Vancouver police officers are not allowed to accessorize or modify their uniforms, and that includes thin blue line patches, the department has decided.
It conducted an internal review of its policy last year after receiving a civilian complaint from someone who saw an officer wearing the controversial patch during a land back rally in 2021. The review did not investigate that officer’s conduct, but rather examined the Vancouver Police Department’s dress code and looked at the history and current perception of the thin blue line.
In the report, which is set to be reviewed by the Vancouver Police Board during their committee meeting Thursday, Deputy Chief Fiona Wilson said the only accessories officers are allowed are Pride pins during Pride Week and Peace Officers’ Memorial Ribbons in the event of an officer’s death. She said the department sent out a reminder to officers of this policy on Jan. 6.
The report makes it clear the department itself doesn’t take issue with the thin blue line, but that it recognizes the issues surrounding its use today.
“It is not a hate symbol and police officers do not wear it with ill intent or in opposition to any segment of the community,” the report claims.
Still, consultation with the Indigenous and African descent advisory committees included in the report, shows the thin blue line is clearly perceived differently by those with a history of being oppressed by police.
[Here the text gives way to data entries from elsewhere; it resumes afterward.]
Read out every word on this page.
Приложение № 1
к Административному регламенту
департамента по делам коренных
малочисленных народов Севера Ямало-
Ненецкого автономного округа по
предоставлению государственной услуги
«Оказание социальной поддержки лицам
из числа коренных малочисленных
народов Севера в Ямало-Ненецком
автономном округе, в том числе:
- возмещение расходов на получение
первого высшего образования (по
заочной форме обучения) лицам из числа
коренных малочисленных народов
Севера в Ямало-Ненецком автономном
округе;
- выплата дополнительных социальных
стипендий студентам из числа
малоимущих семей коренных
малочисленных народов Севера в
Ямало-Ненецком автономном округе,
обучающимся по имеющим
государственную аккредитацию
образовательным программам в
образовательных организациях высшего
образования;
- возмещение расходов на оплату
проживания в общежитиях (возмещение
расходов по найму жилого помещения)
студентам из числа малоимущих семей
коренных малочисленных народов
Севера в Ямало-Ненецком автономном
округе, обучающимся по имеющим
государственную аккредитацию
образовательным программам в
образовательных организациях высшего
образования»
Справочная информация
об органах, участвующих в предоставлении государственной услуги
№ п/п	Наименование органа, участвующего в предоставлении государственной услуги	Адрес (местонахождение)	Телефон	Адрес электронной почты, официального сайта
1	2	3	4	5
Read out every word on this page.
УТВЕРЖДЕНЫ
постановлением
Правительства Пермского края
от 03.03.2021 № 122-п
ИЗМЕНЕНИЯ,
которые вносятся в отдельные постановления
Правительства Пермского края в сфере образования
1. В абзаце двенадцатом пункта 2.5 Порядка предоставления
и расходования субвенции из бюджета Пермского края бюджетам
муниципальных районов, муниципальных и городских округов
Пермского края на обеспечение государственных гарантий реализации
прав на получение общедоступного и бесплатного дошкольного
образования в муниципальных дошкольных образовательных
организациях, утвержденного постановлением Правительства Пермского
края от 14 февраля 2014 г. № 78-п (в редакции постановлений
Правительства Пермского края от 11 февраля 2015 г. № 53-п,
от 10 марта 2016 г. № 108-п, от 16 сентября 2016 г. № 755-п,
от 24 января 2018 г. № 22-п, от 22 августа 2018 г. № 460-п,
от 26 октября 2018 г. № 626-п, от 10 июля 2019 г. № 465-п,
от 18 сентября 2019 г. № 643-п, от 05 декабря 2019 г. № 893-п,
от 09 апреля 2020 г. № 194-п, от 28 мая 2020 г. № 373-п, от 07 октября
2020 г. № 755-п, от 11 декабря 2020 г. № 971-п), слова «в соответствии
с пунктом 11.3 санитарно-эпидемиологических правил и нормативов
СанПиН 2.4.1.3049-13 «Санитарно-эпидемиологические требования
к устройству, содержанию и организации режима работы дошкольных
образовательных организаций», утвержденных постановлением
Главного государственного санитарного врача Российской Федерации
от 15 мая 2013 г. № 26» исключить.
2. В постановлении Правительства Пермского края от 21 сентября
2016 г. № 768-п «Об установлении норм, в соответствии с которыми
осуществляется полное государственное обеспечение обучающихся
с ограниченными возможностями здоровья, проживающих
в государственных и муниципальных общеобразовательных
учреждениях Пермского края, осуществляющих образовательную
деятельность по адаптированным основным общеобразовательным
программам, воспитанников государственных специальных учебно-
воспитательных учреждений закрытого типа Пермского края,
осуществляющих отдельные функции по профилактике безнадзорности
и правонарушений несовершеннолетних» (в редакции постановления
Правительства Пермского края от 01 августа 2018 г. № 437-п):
Members of the committees told VPD the symbol was divisive, gave the perception of police “circling up” and is a reminder of how police have treated marginalized communities.
The thin blue line has become an especially controversial symbol in the last decade, as groups have used it as a counter response to the Black Lives Matter movement, claiming Blue Lives Matter instead. It has also become deeply tied to white supremacist and far right wing groups, and was regularly seen during “Freedom Convoy” protests during the pandemic.
Police officers’ use of it since then has largely been seen as them supporting such movements and views.
In its report, VPD claims the symbol has been co-opted. It points out that firefighters, the army, paramedics, emergency dispatchers, corrections officers and search and rescue members all have their own version of a patch with a thin line, each in a different colour.
In Canada though, most police departments have recognized for several years now that their officers should not be wearing the thin blue line on their uniform. The RCMP banned its use in October 2020, and most police departments have done the same. The VPD report points out that the only department known to have officially approved officers wearing the symbol is the Metro Vancouver Transit Police.
The report is set to be reviewed by the Vancouver Police Board during their committee meeting Thursday.